PLOT: A stage director (Adam Driver) and his actress wife (Scarlett Johansson) struggle to get through an increasingly hostile divorce.
REVIEW: They say write what you know, and certainly writer-director Noah Baumbach’s MARRIAGE STORY seems to come from an intensely personal place, with the director having gone through his own divorce with ex-wife Jennifer Jason Leigh a few years back. Always a talented director, with a filmography that includes THE SQUID AND THE WHALE, WHILE WE’RE YOUNG, THE MEYEROWITZ STORIES, FRANCES HA and several others, MARRIAGE STORY is the one that makes the case for Baumbach being one of the greats.

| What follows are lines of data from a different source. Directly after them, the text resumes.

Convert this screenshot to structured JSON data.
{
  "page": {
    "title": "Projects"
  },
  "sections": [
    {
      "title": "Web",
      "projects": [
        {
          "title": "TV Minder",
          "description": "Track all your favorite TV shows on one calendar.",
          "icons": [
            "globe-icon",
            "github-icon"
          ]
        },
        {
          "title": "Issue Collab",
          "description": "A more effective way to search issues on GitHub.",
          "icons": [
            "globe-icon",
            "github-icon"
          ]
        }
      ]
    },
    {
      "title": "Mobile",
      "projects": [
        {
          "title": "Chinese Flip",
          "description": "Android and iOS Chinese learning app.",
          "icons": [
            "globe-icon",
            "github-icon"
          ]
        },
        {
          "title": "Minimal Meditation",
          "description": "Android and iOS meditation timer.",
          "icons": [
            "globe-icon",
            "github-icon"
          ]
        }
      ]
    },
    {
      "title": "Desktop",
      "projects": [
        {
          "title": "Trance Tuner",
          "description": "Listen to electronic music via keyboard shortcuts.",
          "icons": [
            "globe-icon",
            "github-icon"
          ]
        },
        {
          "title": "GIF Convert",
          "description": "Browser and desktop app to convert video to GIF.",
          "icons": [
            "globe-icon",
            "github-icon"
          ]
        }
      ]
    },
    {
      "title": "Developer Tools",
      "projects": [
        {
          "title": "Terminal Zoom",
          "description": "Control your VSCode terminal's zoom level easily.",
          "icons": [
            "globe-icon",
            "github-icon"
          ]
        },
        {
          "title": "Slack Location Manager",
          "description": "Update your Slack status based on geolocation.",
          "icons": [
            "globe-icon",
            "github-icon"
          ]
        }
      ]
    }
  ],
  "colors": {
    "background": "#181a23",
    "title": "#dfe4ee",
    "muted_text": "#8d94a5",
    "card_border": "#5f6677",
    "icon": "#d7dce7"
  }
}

The type of film that could go on to become a classic along the lines of KRAMER VS KRAMER, this is a delicately woven divorce story told with great empathy for both sides. No one is the villain here. Both have their good points and their petty points, but in many ways this is a love story, opening up with a montage where Charlie (Adam Driver) and Nicole (Scarlett Johansson) first layout exactly what it is they love about each other. This conveys their genuine love for each other, and the tragedy of the film is showing how frayed it gets by the often merciless process of ending a marriage. Through it all, they’ll always be connected thanks to their shared history and their beloved son, who becomes the battleground they fight over.

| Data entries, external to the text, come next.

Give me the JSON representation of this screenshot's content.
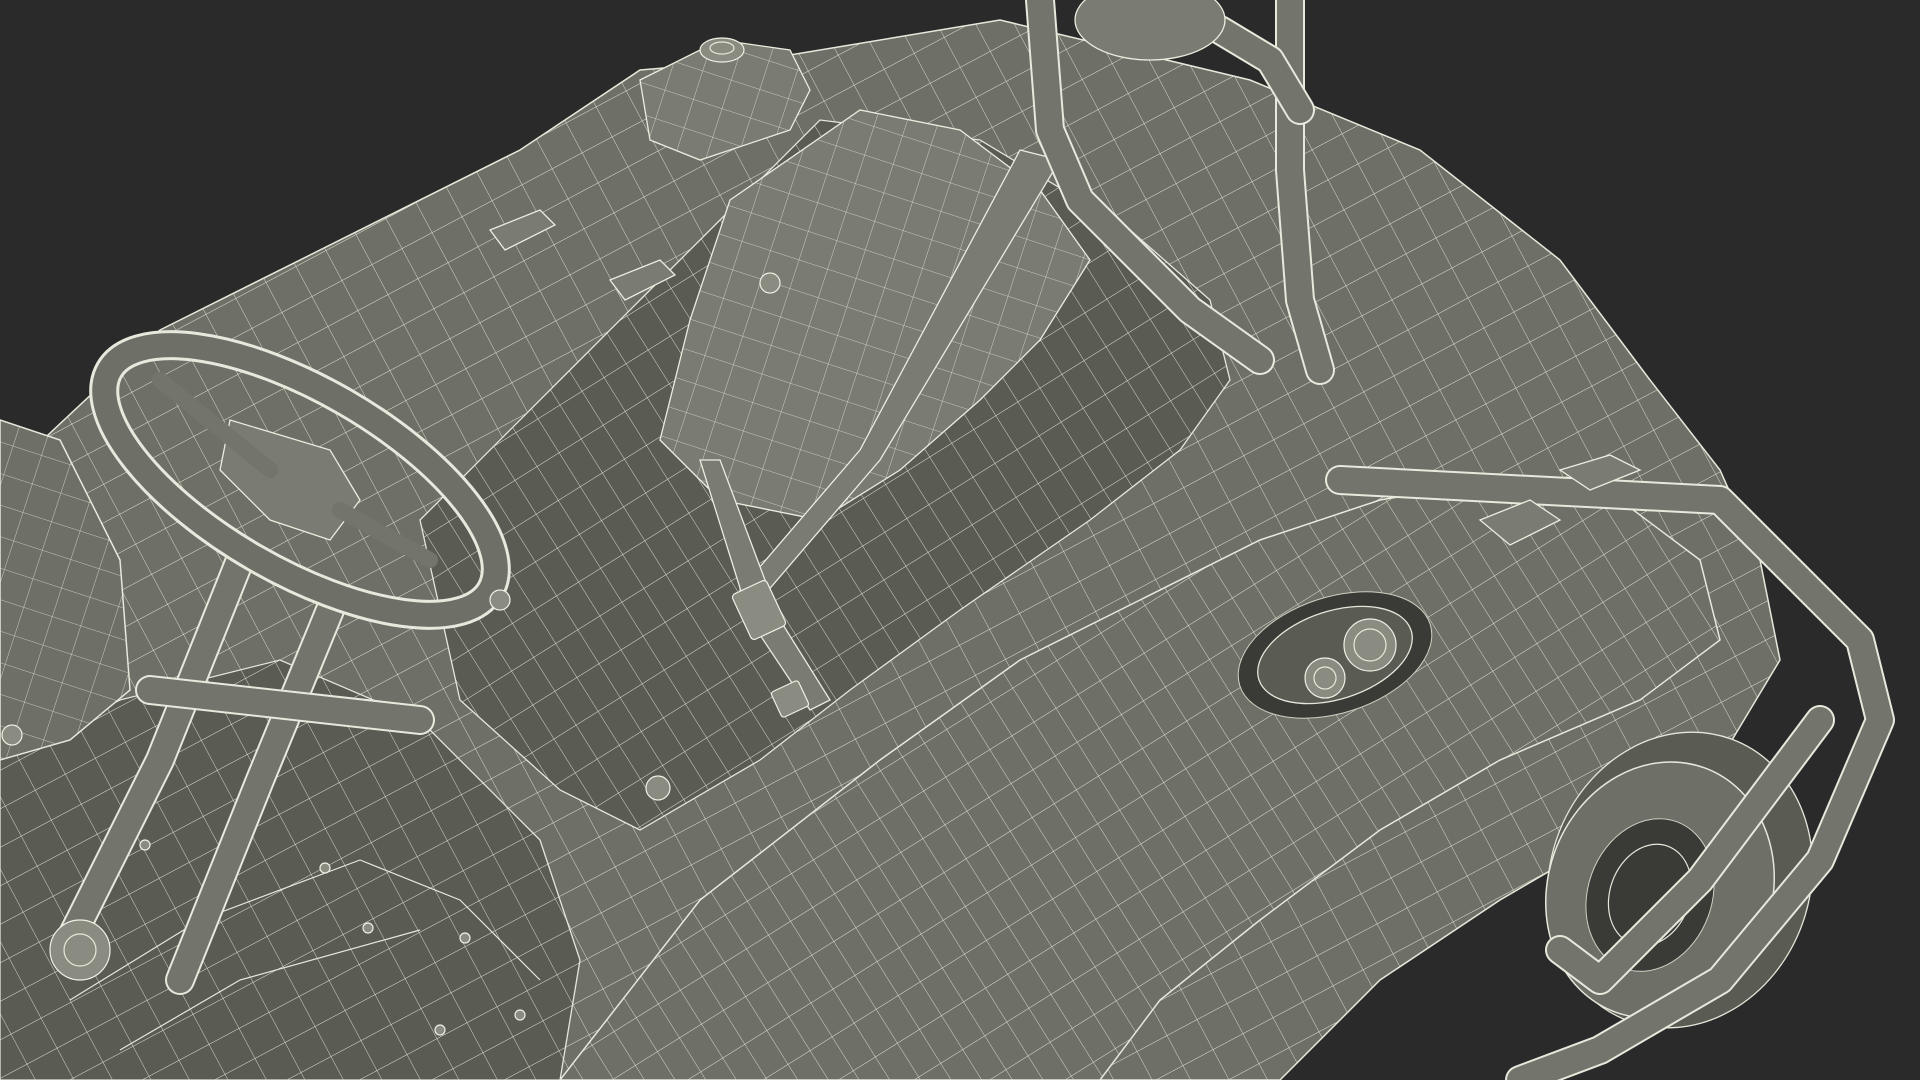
{
  "scene": {
    "subject": "go-kart-wireframe-render",
    "background_color": "#2a2a2a",
    "body_color": "#6e6f66",
    "wire_color": "#e8e8dc"
  }
}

Both Driver and Johansson are at their career-best here as halves of the torn-up couple. Driver’s gone on to have a really interesting career as a leading man, and he’s among the few that can make someone as occasionally pompous as the somewhat arch Charlie not only palatable but likeable. The same goes for Johansson, with her as Charlie’s muse, a former teen star who left her career behind to go work on stage with him. It’s not a case of either partner particularly stifling the other, and MARRIAGE STORY doesn’t present either as being in the wrong. As in most divorces, it’s shown to simply be a build-up of petty resentments, on her side the fact that he kept her away from Hollywood, on his that she pushed him into marriage and seemingly doesn’t appreciate how he helped build up her talent.
It’s unlikely we’ll be able to honestly say that we’ve seen a better-acted movie this year by the time 2019 draws to a close, with everyone meshing so well with their parts that it feels like you’re watching both Johansson and Driver reinventing themselves right up there on the screen. Driver, in particular, has a knockout moment where he sings Stephen Sondheim’s “Being Alive” that’s a showstopper, and it’s crazy that he’s going to have two such good awards caliber films out this fall, between this and THE REPORT (and let’s not forget his return trip to a galaxy far, far away).
One of the good things about MARRIAGE STORY being a Netflix film is that it’ll play to a potentially huge audience, meaning more people than will have come out to see it in theatres will give it a chance on streaming, helping its chances of becoming a real benchmark film about divorce. I can only imagine how many people will be able to relate deeply to its depiction of a marriage going down the tubes, and surely it’s one of the best films I’ve seen at TIFF so far this year.